The County contends it reasonably expected the ACE policy to cover nonlitigated settlements and environmental cleanup costs not ordered by a court. The insured's objectively reasonable expectations are germane in determining “ ‘whether the disputed policy language, in context, is free from ambiguity and has a plain and clear meaning to a layperson.’ ” (Croskey et al., Cal. Practice Guide: Insurance Litigation, supra, ¶ 4:41, p. 4-14.) Given the unambiguous no voluntary payment and no action conditions of the ACE policy, an insured would not reasonably expect coverage for nonlitigated settlements not approved by ACE. The fact that ACE apparently paid the County approximately $14,000 in 1978 for the settlement of unspecified claims exceeding the deductible, or self-insured retention, does not persuade us otherwise.
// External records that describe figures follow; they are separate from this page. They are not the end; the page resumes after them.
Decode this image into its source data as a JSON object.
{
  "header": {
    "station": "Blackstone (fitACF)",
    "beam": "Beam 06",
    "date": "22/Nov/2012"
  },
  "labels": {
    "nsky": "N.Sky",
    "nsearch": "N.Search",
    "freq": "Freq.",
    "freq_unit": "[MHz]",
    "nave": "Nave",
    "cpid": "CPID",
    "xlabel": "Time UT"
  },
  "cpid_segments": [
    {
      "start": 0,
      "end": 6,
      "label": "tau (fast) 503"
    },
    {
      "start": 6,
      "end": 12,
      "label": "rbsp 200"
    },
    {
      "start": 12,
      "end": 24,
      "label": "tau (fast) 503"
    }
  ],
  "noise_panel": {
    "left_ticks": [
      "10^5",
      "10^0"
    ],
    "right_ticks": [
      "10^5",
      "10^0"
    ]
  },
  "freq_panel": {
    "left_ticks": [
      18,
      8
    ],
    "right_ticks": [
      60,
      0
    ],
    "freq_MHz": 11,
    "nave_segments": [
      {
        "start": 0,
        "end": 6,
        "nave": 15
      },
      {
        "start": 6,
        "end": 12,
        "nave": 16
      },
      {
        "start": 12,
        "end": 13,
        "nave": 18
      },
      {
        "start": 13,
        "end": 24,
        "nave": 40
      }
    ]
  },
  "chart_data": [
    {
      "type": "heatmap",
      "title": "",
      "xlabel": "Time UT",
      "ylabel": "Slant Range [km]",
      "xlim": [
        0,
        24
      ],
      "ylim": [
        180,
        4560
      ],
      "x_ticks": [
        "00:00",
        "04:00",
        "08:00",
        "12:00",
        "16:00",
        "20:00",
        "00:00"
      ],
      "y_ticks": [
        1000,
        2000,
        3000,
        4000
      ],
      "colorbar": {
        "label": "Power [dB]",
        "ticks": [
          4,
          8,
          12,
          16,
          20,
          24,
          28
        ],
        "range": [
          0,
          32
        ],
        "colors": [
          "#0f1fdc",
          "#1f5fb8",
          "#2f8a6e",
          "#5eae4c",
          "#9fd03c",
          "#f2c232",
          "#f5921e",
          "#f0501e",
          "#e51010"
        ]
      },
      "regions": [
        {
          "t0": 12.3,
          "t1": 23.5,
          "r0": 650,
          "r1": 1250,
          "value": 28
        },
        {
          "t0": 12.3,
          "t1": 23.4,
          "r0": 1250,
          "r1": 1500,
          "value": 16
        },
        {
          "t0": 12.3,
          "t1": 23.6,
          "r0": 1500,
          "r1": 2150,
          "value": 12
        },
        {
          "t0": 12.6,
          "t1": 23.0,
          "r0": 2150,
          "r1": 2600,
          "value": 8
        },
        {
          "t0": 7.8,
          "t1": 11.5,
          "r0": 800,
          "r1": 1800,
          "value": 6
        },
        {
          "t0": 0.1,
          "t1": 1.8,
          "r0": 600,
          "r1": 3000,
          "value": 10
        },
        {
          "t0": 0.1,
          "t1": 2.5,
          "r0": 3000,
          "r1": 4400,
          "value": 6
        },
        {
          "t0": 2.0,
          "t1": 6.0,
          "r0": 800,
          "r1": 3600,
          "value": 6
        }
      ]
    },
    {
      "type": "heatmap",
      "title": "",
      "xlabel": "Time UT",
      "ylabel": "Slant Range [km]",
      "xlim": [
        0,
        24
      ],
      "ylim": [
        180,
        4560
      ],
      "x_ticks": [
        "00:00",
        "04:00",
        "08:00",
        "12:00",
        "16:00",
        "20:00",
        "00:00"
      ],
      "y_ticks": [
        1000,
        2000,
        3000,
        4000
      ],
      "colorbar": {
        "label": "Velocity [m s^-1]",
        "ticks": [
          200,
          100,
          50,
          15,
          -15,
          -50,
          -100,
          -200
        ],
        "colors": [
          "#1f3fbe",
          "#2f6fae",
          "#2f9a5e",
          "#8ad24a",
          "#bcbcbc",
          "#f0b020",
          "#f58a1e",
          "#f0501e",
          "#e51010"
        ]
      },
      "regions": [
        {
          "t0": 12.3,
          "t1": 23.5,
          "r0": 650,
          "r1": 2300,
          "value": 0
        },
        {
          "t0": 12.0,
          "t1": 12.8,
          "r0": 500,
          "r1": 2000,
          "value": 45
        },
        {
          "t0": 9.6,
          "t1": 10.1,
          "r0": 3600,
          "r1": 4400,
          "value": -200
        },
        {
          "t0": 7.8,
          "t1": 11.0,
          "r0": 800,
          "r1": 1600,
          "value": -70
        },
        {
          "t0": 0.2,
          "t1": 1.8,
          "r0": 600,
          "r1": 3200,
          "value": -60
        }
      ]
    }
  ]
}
We are also unpersuaded by the County's assertion the ACE policy covers cleanup costs and other nonlitigated settlements because such coverage is not specifically excluded. “Insurance policies are written in two parts: an insuring agreement which defines the type of risks being covered, and exclusions, which remove coverage for certain risks which are initially within the insuring clause․ [¶] ․ [W]hen an occurrence is clearly not within the coverage clause, it does not also have to be specifically excluded.” (Rosen v. Nations Title Ins. Co. (1997) 56 Cal.App.4th 1489, 1497, 66 Cal.Rptr.2d 714.)
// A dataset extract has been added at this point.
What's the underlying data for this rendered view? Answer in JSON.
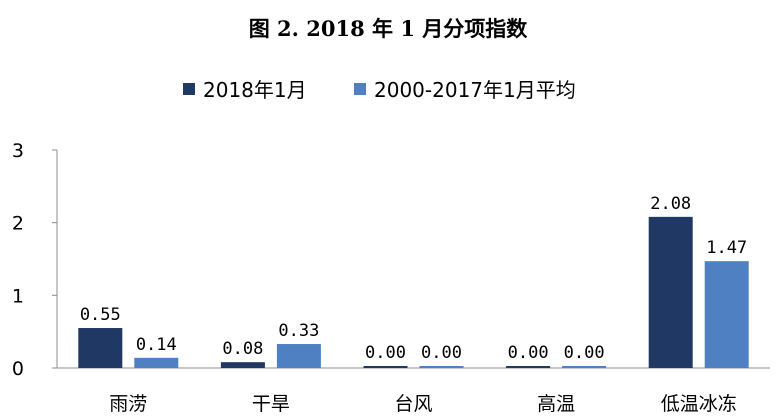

Also lacking merit is the County's assertion there is coverage under the ACE policy because the environmental cleanup costs and Sossaman and Atkinson settlements were liabilities assumed under a contract. Again, the insuring clause requires ACE to indemnify the County for “all sums which [it] is obligated to pay by reason of liability imposed by law or assumed under contract or agreement,” for damages attributable to injury to person or property. However, “the insured must assume the other contracting party's tort liability to third parties in order for insured contract coverage to attach.” (Richmond & Black, Expanding Liability Coverage: Insured Contracts and Additional Insureds (1996) 44 Drake L.Rev. 781, 784; Bernstein v. Consolidated American Ins. Co. (1995) 37 Cal.App.4th 763, 771, 43 Cal.Rptr.2d 817, disapproved on another ground in Vandenberg, supra, 21 Cal.4th at p. 841, fn. 13, 88 Cal.Rptr.2d 366, 982 P.2d 229; Croskey et al., Cal. Practice Guide: Insurance Litigation, supra, ¶ 7:149.6, p. 7A-48.) Here, the County did not assume the tort liability of another.
The judgment is affirmed. ACE is awarded its costs on appeal.
1. Pacific obtained summary judgment in its favor and is not involved in this appeal.
2. At the trial court, the County did not argue that for purposes of determining coverage under the ACE policy there is any distinction between the Sossaman and Atkinson settlements and expenses incurred in complying with CAO 97-17. On appeal, the County also makes no such distinction.
3. We accepted the amicus curiae brief of United Policyholders, “a not-for-profit educational organization ․ dedicated to educating policyholders about their rights and duties under their insurance policies.” The principal complaint of United Policyholders is that Powerine, supra, 24 Cal.4th 945, 103 Cal.Rptr.2d 672, 16 P.3d 94, was wrongly decided. This court, of course, is bound by the decisions of our Supreme Court.
WE CONCUR: McDONALD, Acting P.J., and O'ROURKE, J.